You can see why he might want a few months off. ‘The leaves have started to fall. This is the time to hibernate and be fallow and in that reflective pose.’ He recently bought his first home not far from Hampstead Heath and has been doing a little windswept wandering in between his promotional duties for Breathe alongside Claire Foy. ‘She’s one of the best actors I’ve worked with. It’s so wonderful when someone gets recognition and external validation when they’re able to deal with it.’

Lights, camera, action: Garfield with Claire Foy in this year’s Breathe
REX/Shutterstock

He will spend the early part of next year performing Angels on Broadway (‘There’s still this part of me that says, “You have no business doing this. You have no right”’). And after that? He’s not entirely sure. ‘It will be different, though. I know that. I feel like I’m in the embryonic phase of a new cycle. I’ve been single-minded for the last 12 years or so. And last night was sort of the culmination.
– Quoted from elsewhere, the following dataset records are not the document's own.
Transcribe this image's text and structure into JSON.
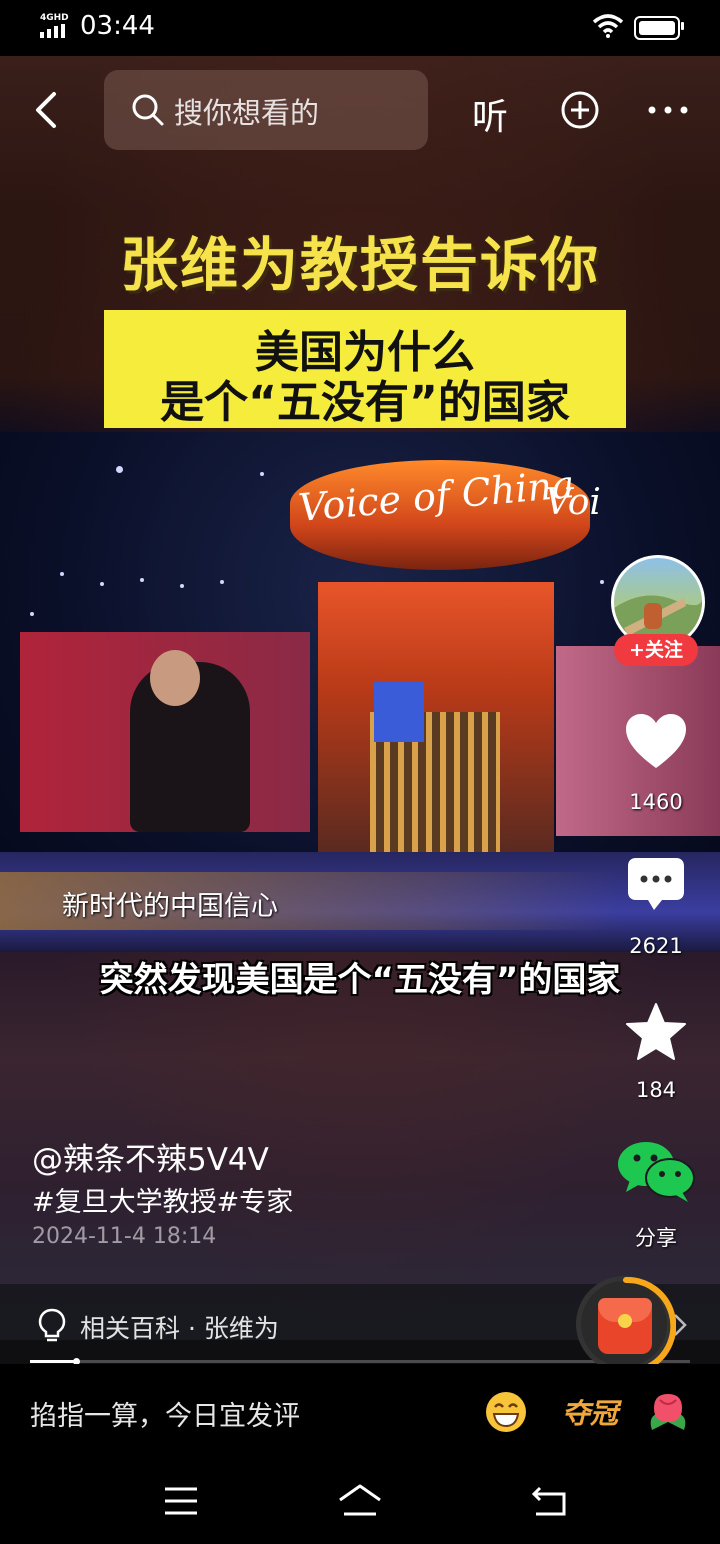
{
  "status": {
    "network": "4GHD",
    "time": "03:44"
  },
  "topbar": {
    "search_placeholder": "搜你想看的",
    "listen_label": "听"
  },
  "video": {
    "title_line": "张维为教授告诉你",
    "banner_line1": "美国为什么",
    "banner_line2": "是个“五没有”的国家",
    "stage_sign": "Voice of China",
    "stage_sign_partial": "Voi",
    "lower_third": "新时代的中国信心",
    "subtitle": "突然发现美国是个“五没有”的国家"
  },
  "actions": {
    "follow_label": "+关注",
    "likes": "1460",
    "comments": "2621",
    "favorites": "184",
    "share_label": "分享"
  },
  "post": {
    "author": "@辣条不辣5V4V",
    "tags": "#复旦大学教授#专家",
    "date": "2024-11-4 18:14"
  },
  "related": {
    "label": "相关百科 · 张维为"
  },
  "playback": {
    "progress": 0.07
  },
  "comment_bar": {
    "prompt": "掐指一算，今日宜发评",
    "sticker_text": "夺冠"
  },
  "colors": {
    "title_yellow": "#f6e24a",
    "banner_yellow": "#f5ec3c",
    "follow_red": "#f03a40",
    "wechat_green": "#1ec850",
    "ring_orange": "#f7a81a"
  }
}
It’s time to think about other things now.’

For all his earnest questing, it has clearly taken a steely determination to get where he is today. ‘It took ambition, yes. I have been incredibly ambitious. But my ambition will now go towards something else. I think it might go towards how to live rather than how to work. If you know what I mean.’ I’m not sure I do: does he mean he’d like to find romance? Ah, but he shuts that down fairly rapidly. (‘I have no interest in talking about that in public.’) I realise, too, that I haven’t asked him about Spider-Man.

Soldier on: Garfield in Hacksaw Ridge
Creek/Kobal/REX/Shutterstock

‘Oh that’s great,’ he says. ‘I think the less airtime Spider-Man gets, the better. For everyone involved. It’s so interesting how that always has to come up.’ He does, however, lend a kind word to his former girlfriend, Emma Stone, who won the Best Actress Oscar for La La Land earlier this year. ‘It was beautiful to see someone you love being acknowledged like that. I was so pleased for her.’

But no, it seems he means something a bit like Prior’s last lines in the play: ‘The great work begins.’

‘There’s been a need in me to reach a certain place. A real drive. And it exhausted me. I feel like I’ve exhausted this version of myself. Now I want to smell the roses.’